June 5, 2023
The U.S. Senate voted on Thursday night, June 1, to pass a bill that would extend the debt ceiling for two years and establish a two-year budget agreement on a broad bipartisan vote. The vote was 63-36, reports NBC News.
The debt ceiling—which has been in place since 1917—is a restriction Congress has put on how much money the federal government can borrow to pay its bills and allocate for future investments. Because the government usually spends more than it takes in, Congress needs to raise the debt ceiling fairly frequently.
Having already cleared the House on Wednesday, it now goes to President Joe Biden, who is expected to sign it and avert an economically catastrophic debt default with mere days to spare before Monday’s deadline.
The agreement was brokered by Biden, a Democrat, and House Speaker Kevin McCarthy, a Republican, after a lengthy stalemate and a frenzied few weeks of negotiations as the United States neared the cliff.
The final Senate vote came after 11 amendments were considered—a demand by various senators in exchange for agreeing to vote on the bill quickly.

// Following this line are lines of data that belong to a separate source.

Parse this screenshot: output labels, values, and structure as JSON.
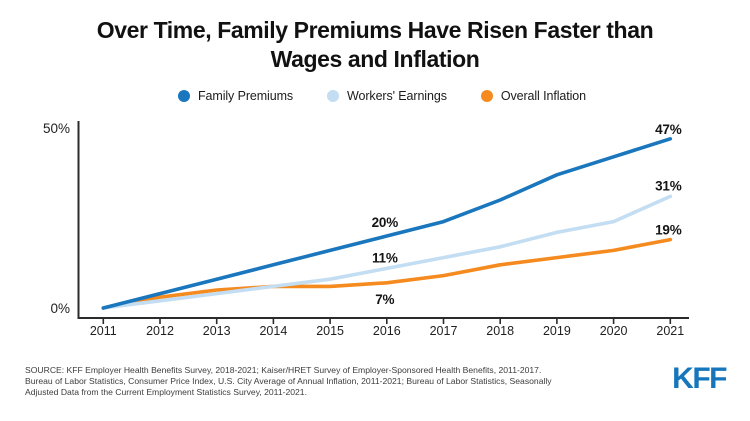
{
  "title": {
    "line1": "Over Time, Family Premiums Have Risen Faster than",
    "line2": "Wages and Inflation"
  },
  "legend": {
    "items": [
      {
        "label": "Family Premiums",
        "color": "#1a76bd"
      },
      {
        "label": "Workers' Earnings",
        "color": "#c3ddf2"
      },
      {
        "label": "Overall Inflation",
        "color": "#f58a1f"
      }
    ]
  },
  "chart_data": {
    "type": "line",
    "title": "Over Time, Family Premiums Have Risen Faster than Wages and Inflation",
    "x": [
      2011,
      2012,
      2013,
      2014,
      2015,
      2016,
      2017,
      2018,
      2019,
      2020,
      2021
    ],
    "xlabel": "",
    "ylabel": "",
    "ylim": [
      0,
      50
    ],
    "grid": false,
    "legend_position": "top",
    "yticks": [
      {
        "label": "50%",
        "value": 50
      },
      {
        "label": "0%",
        "value": 0
      }
    ],
    "series": [
      {
        "name": "Family Premiums",
        "color": "#1a76bd",
        "values": [
          0,
          4,
          8,
          12,
          16,
          20,
          24,
          30,
          37,
          42,
          47
        ]
      },
      {
        "name": "Workers' Earnings",
        "color": "#c3ddf2",
        "values": [
          0,
          2,
          4,
          6,
          8,
          11,
          14,
          17,
          21,
          24,
          31
        ]
      },
      {
        "name": "Overall Inflation",
        "color": "#f58a1f",
        "values": [
          0,
          3,
          5,
          6,
          6,
          7,
          9,
          12,
          14,
          16,
          19
        ]
      }
    ],
    "annotations": [
      {
        "series": "Family Premiums",
        "year": 2016,
        "text": "20%",
        "dy": -9
      },
      {
        "series": "Workers' Earnings",
        "year": 2016,
        "text": "11%",
        "dy": -6
      },
      {
        "series": "Overall Inflation",
        "year": 2016,
        "text": "7%",
        "dy": 21
      },
      {
        "series": "Family Premiums",
        "year": 2021,
        "text": "47%",
        "dy": -5
      },
      {
        "series": "Workers' Earnings",
        "year": 2021,
        "text": "31%",
        "dy": -6
      },
      {
        "series": "Overall Inflation",
        "year": 2021,
        "text": "19%",
        "dy": -5
      }
    ]
  },
  "source": {
    "label": "SOURCE: KFF Employer Health Benefits Survey, 2018-2021; Kaiser/HRET Survey of Employer-Sponsored Health Benefits, 2011-2017. Bureau of Labor Statistics, Consumer Price Index, U.S. City Average of Annual Inflation, 2011-2021; Bureau of Labor Statistics, Seasonally Adjusted Data from the Current Employment Statistics Survey, 2011-2021."
  },
  "logo": {
    "text": "KFF",
    "color": "#1576bc"
  }
}
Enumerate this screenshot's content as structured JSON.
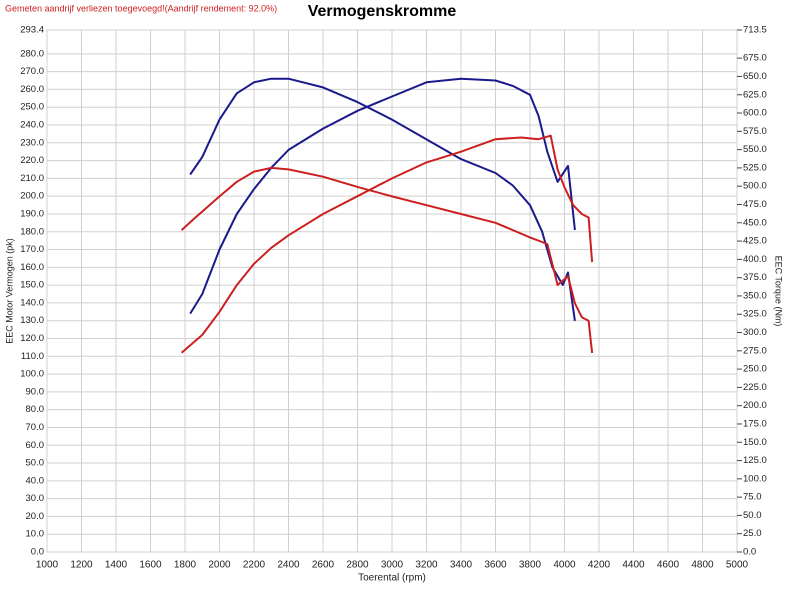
{
  "chart_data": {
    "type": "line",
    "title": "Vermogenskromme",
    "subtitle": "Gemeten aandrijf verliezen toegevoegd!(Aandrijf rendement: 92.0%)",
    "x_label": "Toerental (rpm)",
    "y_label": "EEC Motor Vermogen (pk)",
    "y2_label": "EEC Torque (Nm)",
    "grid": true,
    "xlim": [
      1000,
      5000
    ],
    "xticks": [
      1000,
      1200,
      1400,
      1600,
      1800,
      2000,
      2200,
      2400,
      2600,
      2800,
      3000,
      3200,
      3400,
      3600,
      3800,
      4000,
      4200,
      4400,
      4600,
      4800,
      5000
    ],
    "ylim": [
      0,
      293.4
    ],
    "yticks": [
      {
        "value": 0,
        "label": "0.0"
      },
      {
        "value": 10,
        "label": "10.0"
      },
      {
        "value": 20,
        "label": "20.0"
      },
      {
        "value": 30,
        "label": "30.0"
      },
      {
        "value": 40,
        "label": "40.0"
      },
      {
        "value": 50,
        "label": "50.0"
      },
      {
        "value": 60,
        "label": "60.0"
      },
      {
        "value": 70,
        "label": "70.0"
      },
      {
        "value": 80,
        "label": "80.0"
      },
      {
        "value": 90,
        "label": "90.0"
      },
      {
        "value": 100,
        "label": "100.0"
      },
      {
        "value": 110,
        "label": "110.0"
      },
      {
        "value": 120,
        "label": "120.0"
      },
      {
        "value": 130,
        "label": "130.0"
      },
      {
        "value": 140,
        "label": "140.0"
      },
      {
        "value": 150,
        "label": "150.0"
      },
      {
        "value": 160,
        "label": "160.0"
      },
      {
        "value": 170,
        "label": "170.0"
      },
      {
        "value": 180,
        "label": "180.0"
      },
      {
        "value": 190,
        "label": "190.0"
      },
      {
        "value": 200,
        "label": "200.0"
      },
      {
        "value": 210,
        "label": "210.0"
      },
      {
        "value": 220,
        "label": "220.0"
      },
      {
        "value": 230,
        "label": "230.0"
      },
      {
        "value": 240,
        "label": "240.0"
      },
      {
        "value": 250,
        "label": "250.0"
      },
      {
        "value": 260,
        "label": "260.0"
      },
      {
        "value": 270,
        "label": "270.0"
      },
      {
        "value": 280,
        "label": "280.0"
      },
      293.4
    ],
    "y2lim": [
      0,
      713.5
    ],
    "y2ticks": [
      {
        "value": 0,
        "label": "0.0"
      },
      {
        "value": 25,
        "label": "25.0"
      },
      {
        "value": 50,
        "label": "50.0"
      },
      {
        "value": 75,
        "label": "75.0"
      },
      {
        "value": 100,
        "label": "100.0"
      },
      {
        "value": 125,
        "label": "125.0"
      },
      {
        "value": 150,
        "label": "150.0"
      },
      {
        "value": 175,
        "label": "175.0"
      },
      {
        "value": 200,
        "label": "200.0"
      },
      {
        "value": 225,
        "label": "225.0"
      },
      {
        "value": 250,
        "label": "250.0"
      },
      {
        "value": 275,
        "label": "275.0"
      },
      {
        "value": 300,
        "label": "300.0"
      },
      {
        "value": 325,
        "label": "325.0"
      },
      {
        "value": 350,
        "label": "350.0"
      },
      {
        "value": 375,
        "label": "375.0"
      },
      {
        "value": 400,
        "label": "400.0"
      },
      {
        "value": 425,
        "label": "425.0"
      },
      {
        "value": 450,
        "label": "450.0"
      },
      {
        "value": 475,
        "label": "475.0"
      },
      {
        "value": 500,
        "label": "500.0"
      },
      {
        "value": 525,
        "label": "525.0"
      },
      {
        "value": 550,
        "label": "550.0"
      },
      {
        "value": 575,
        "label": "575.0"
      },
      {
        "value": 600,
        "label": "600.0"
      },
      {
        "value": 625,
        "label": "625.0"
      },
      {
        "value": 650,
        "label": "650.0"
      },
      {
        "value": 675,
        "label": "675.0"
      },
      713.5
    ],
    "series": [
      {
        "color": "#1a1a8c",
        "x": [
          1830,
          1900,
          2000,
          2100,
          2200,
          2300,
          2400,
          2600,
          2800,
          3000,
          3200,
          3400,
          3600,
          3700,
          3800,
          3850,
          3900,
          3960,
          4020,
          4060
        ],
        "values": [
          134,
          145,
          170,
          190,
          204,
          216,
          226,
          238,
          248,
          256,
          264,
          266,
          265,
          262,
          257,
          245,
          225,
          208,
          217,
          181
        ]
      },
      {
        "color": "#1a1a8c",
        "axis": "y2",
        "x": [
          1830,
          1900,
          2000,
          2100,
          2200,
          2300,
          2400,
          2600,
          2800,
          3000,
          3200,
          3400,
          3600,
          3700,
          3800,
          3870,
          3930,
          3990,
          4020,
          4060
        ],
        "values": [
          516,
          540,
          591,
          627,
          642,
          647,
          647,
          635,
          615,
          591,
          564,
          537,
          518,
          501,
          474,
          438,
          389,
          365,
          382,
          316
        ]
      },
      {
        "color": "#cc2020",
        "x": [
          1780,
          1900,
          2000,
          2100,
          2200,
          2300,
          2400,
          2600,
          2800,
          3000,
          3200,
          3400,
          3600,
          3750,
          3850,
          3920,
          3960,
          4000,
          4050,
          4100,
          4140,
          4160
        ],
        "values": [
          112,
          122,
          135,
          150,
          162,
          171,
          178,
          190,
          200,
          210,
          219,
          225,
          232,
          233,
          232,
          234,
          215,
          205,
          195,
          190,
          188,
          163
        ]
      },
      {
        "color": "#cc2020",
        "axis": "y2",
        "x": [
          1780,
          1850,
          2000,
          2100,
          2200,
          2300,
          2400,
          2600,
          2800,
          3000,
          3200,
          3400,
          3600,
          3800,
          3900,
          3960,
          4020,
          4060,
          4100,
          4140,
          4160
        ],
        "values": [
          440,
          455,
          486,
          506,
          520,
          525,
          523,
          513,
          499,
          486,
          474,
          462,
          450,
          430,
          421,
          365,
          377,
          340,
          321,
          316,
          272
        ]
      }
    ]
  }
}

All of the amendments were shot down. That agreement allowed the Senate to skip a series of hurdles that could have, without unanimous consent, pushed America past the debt ceiling deadline Monday. Senators also wanted to leave town for a long weekend, hastening the procedural talks.
Once it is signed into law, the bill will cap spending for the next two years with a modest cut to nonmilitary spending and a modest expansion in defense spending. It includes conservative measures to claw back about $28 billion in unspent COVID relief funds, eliminate $1.4 billion in IRS funding, and overhaul the permitting process for energy projects.
The bill will restart federal student loan payments after a lengthy “pause” that began early in the pandemic. And it would impose work requirements for people up to 55 years old to get benefits under the Supplemental Nutrition Assistance Program (SNAP) and Temporary Assistance for Needy Families (TANF).
Currently, work requirements are in place for recipients up to 50 years old. The SNAP and TANF changes include carve-outs for veterans, homeless people, and adults up to 24 aging out of foster care.